KCB higher earnings have continued to be supported by non-interest funded income (NFI) streams which grew by 22.8 percent to Ksh.28.2 billion on the back of higher fees and commissions on customer loans and advances. Customer deposits meanwhile grew to Ksh.686.6 billion from Ksh.537.5 billion
Interest income meanwhile grew by 12.2 percent to Ksh.74.4 billion on the back of higher earnings from loan issuance and investments in government securities as issued loans topped Ksh.535.4 billion from Ksh.455.9 billion in 2018.
Total assets surged 26% to KShs.899 billion from KShs. 714 billion in 2018. The key drivers for this growth were the loan book growth of 17 % to KShs 535.4 billion— reflecting the strong lending pipeline primarily driven by retail and corporate banking customer segment—and the customer deposits growth of 28% to KShs. 686.6 billion. The main driver for this growth was acquisition of NBK
Overall, the business continued to generate good returns for its shareholders averaging a return on equity of 20.7% in 2019. Shareholders’ equity was up 14.1% from KShs113.7 billion to KShs.129.7 billion. KCB distributed part of the profit by way of an interim dividend of KShs 1.0 per share in the course of 2019. The KCB Group Board has proposed a final dividend of KShs. 2.5 per share to be presented to shareholders in the Annual General Meeting to be held in May this year.
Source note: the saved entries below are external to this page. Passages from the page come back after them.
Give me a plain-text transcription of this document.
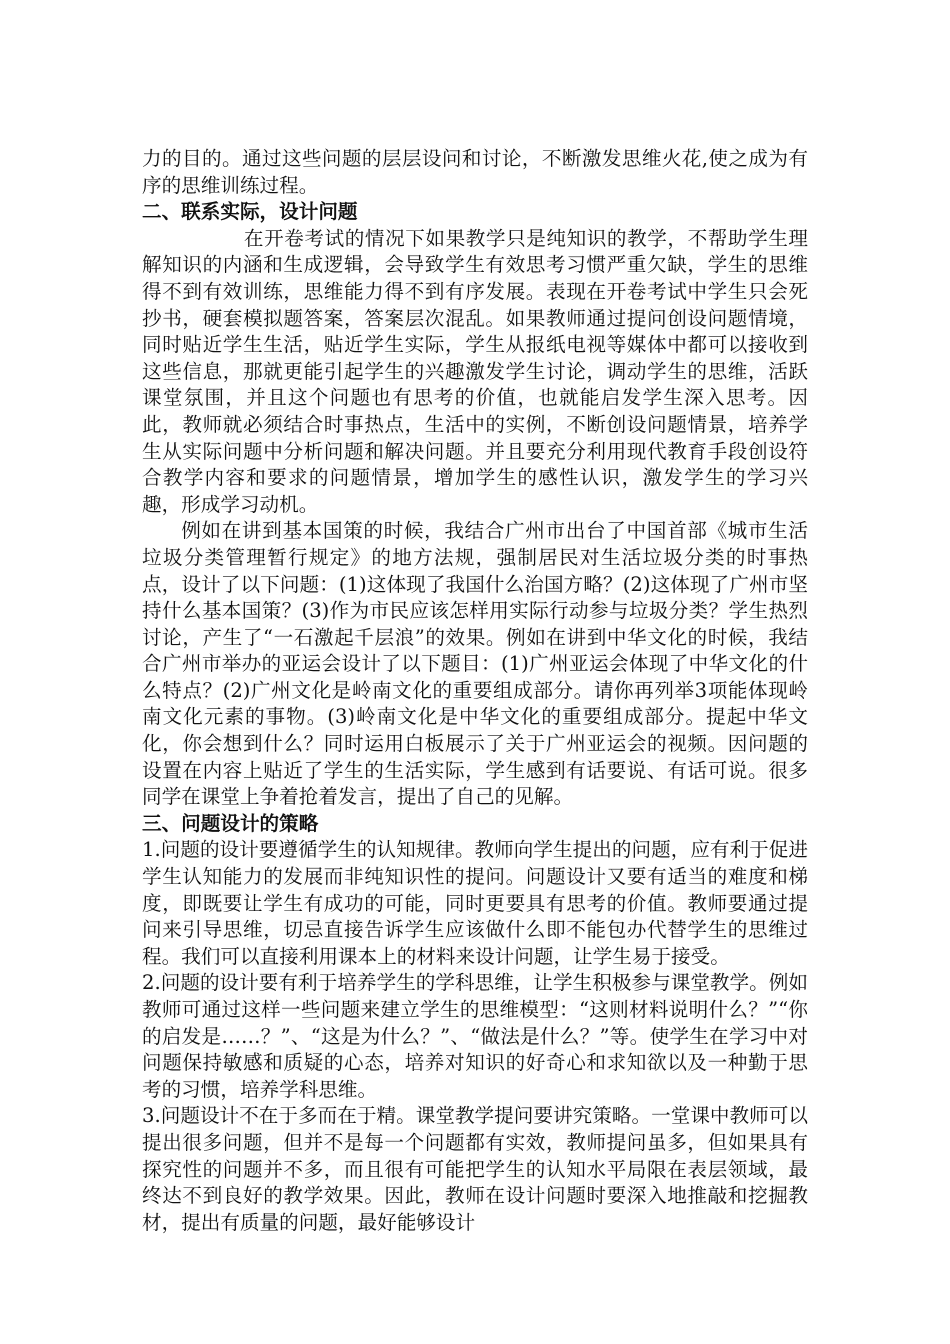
力的目的。通过这些问题的层层设问和讨论，不断激发思维火花,使之成为有序的思维训练过程。

二、联系实际，设计问题

在开卷考试的情况下如果教学只是纯知识的教学，不帮助学生理解知识的内涵和生成逻辑，会导致学生有效思考习惯严重欠缺，学生的思维得不到有效训练，思维能力得不到有序发展。表现在开卷考试中学生只会死抄书，硬套模拟题答案，答案层次混乱。如果教师通过提问创设问题情境，同时贴近学生生活，贴近学生实际，学生从报纸电视等媒体中都可以接收到这些信息，那就更能引起学生的兴趣激发学生讨论，调动学生的思维，活跃课堂氛围，并且这个问题也有思考的价值，也就能启发学生深入思考。因此，教师就必须结合时事热点，生活中的实例，不断创设问题情景，培养学生从实际问题中分析问题和解决问题。并且要充分利用现代教育手段创设符合教学内容和要求的问题情景，增加学生的感性认识，激发学生的学习兴趣，形成学习动机。

例如在讲到基本国策的时候，我结合广州市出台了中国首部《城市生活垃圾分类管理暂行规定》的地方法规，强制居民对生活垃圾分类的时事热点，设计了以下问题：(1)这体现了我国什么治国方略？(2)这体现了广州市坚持什么基本国策？(3)作为市民应该怎样用实际行动参与垃圾分类？学生热烈讨论，产生了“一石激起千层浪”的效果。例如在讲到中华文化的时候，我结合广州市举办的亚运会设计了以下题目：(1)广州亚运会体现了中华文化的什么特点？(2)广州文化是岭南文化的重要组成部分。请你再列举3项能体现岭南文化元素的事物。(3)岭南文化是中华文化的重要组成部分。提起中华文化，你会想到什么？同时运用白板展示了关于广州亚运会的视频。因问题的设置在内容上贴近了学生的生活实际，学生感到有话要说、有话可说。很多同学在课堂上争着抢着发言，提出了自己的见解。

三、问题设计的策略

1.问题的设计要遵循学生的认知规律。教师向学生提出的问题，应有利于促进学生认知能力的发展而非纯知识性的提问。问题设计又要有适当的难度和梯度，即既要让学生有成功的可能，同时更要具有思考的价值。教师要通过提问来引导思维，切忌直接告诉学生应该做什么即不能包办代替学生的思维过程。我们可以直接利用课本上的材料来设计问题，让学生易于接受。

2.问题的设计要有利于培养学生的学科思维，让学生积极参与课堂教学。例如教师可通过这样一些问题来建立学生的思维模型：“这则材料说明什么？”“你的启发是……？”、“这是为什么？”、“做法是什么？”等。使学生在学习中对问题保持敏感和质疑的心态，培养对知识的好奇心和求知欲以及一种勤于思考的习惯，培养学科思维。

3.问题设计不在于多而在于精。课堂教学提问要讲究策略。一堂课中教师可以提出很多问题，但并不是每一个问题都有实效，教师提问虽多，但如果具有探究性的问题并不多，而且很有可能把学生的认知水平局限在表层领域，最终达不到良好的教学效果。因此，教师在设计问题时要深入地推敲和挖掘教材，提出有质量的问题，最好能够设计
All banking subsidiaries met regulatory capital requirement with the exception of NBK which was below total capital requirement. This is expected to be addressed within the first half of 2020 through various initiatives at NBK. The Group’s core capital as a proportion of total risk weighted assets closed the period at 17.2% against the Central Bank of Kenya statutory minimum of 10.5%. Total capital to risk-weighted assets stood at 19.0% against a regulatory minimum of 14.5%.
Going forward, the business outlook for the year remains positive, with significant gains expected following the removal of the cap on interest rates in November 2019.
KCB’s recently acquired subsidiary in the National Bank of Kenya (NBK) has however made strides in the opposite direction in the reporting a Ksh.302.3 million loss over the period from a narrow Ksh.7 million profit in 2018.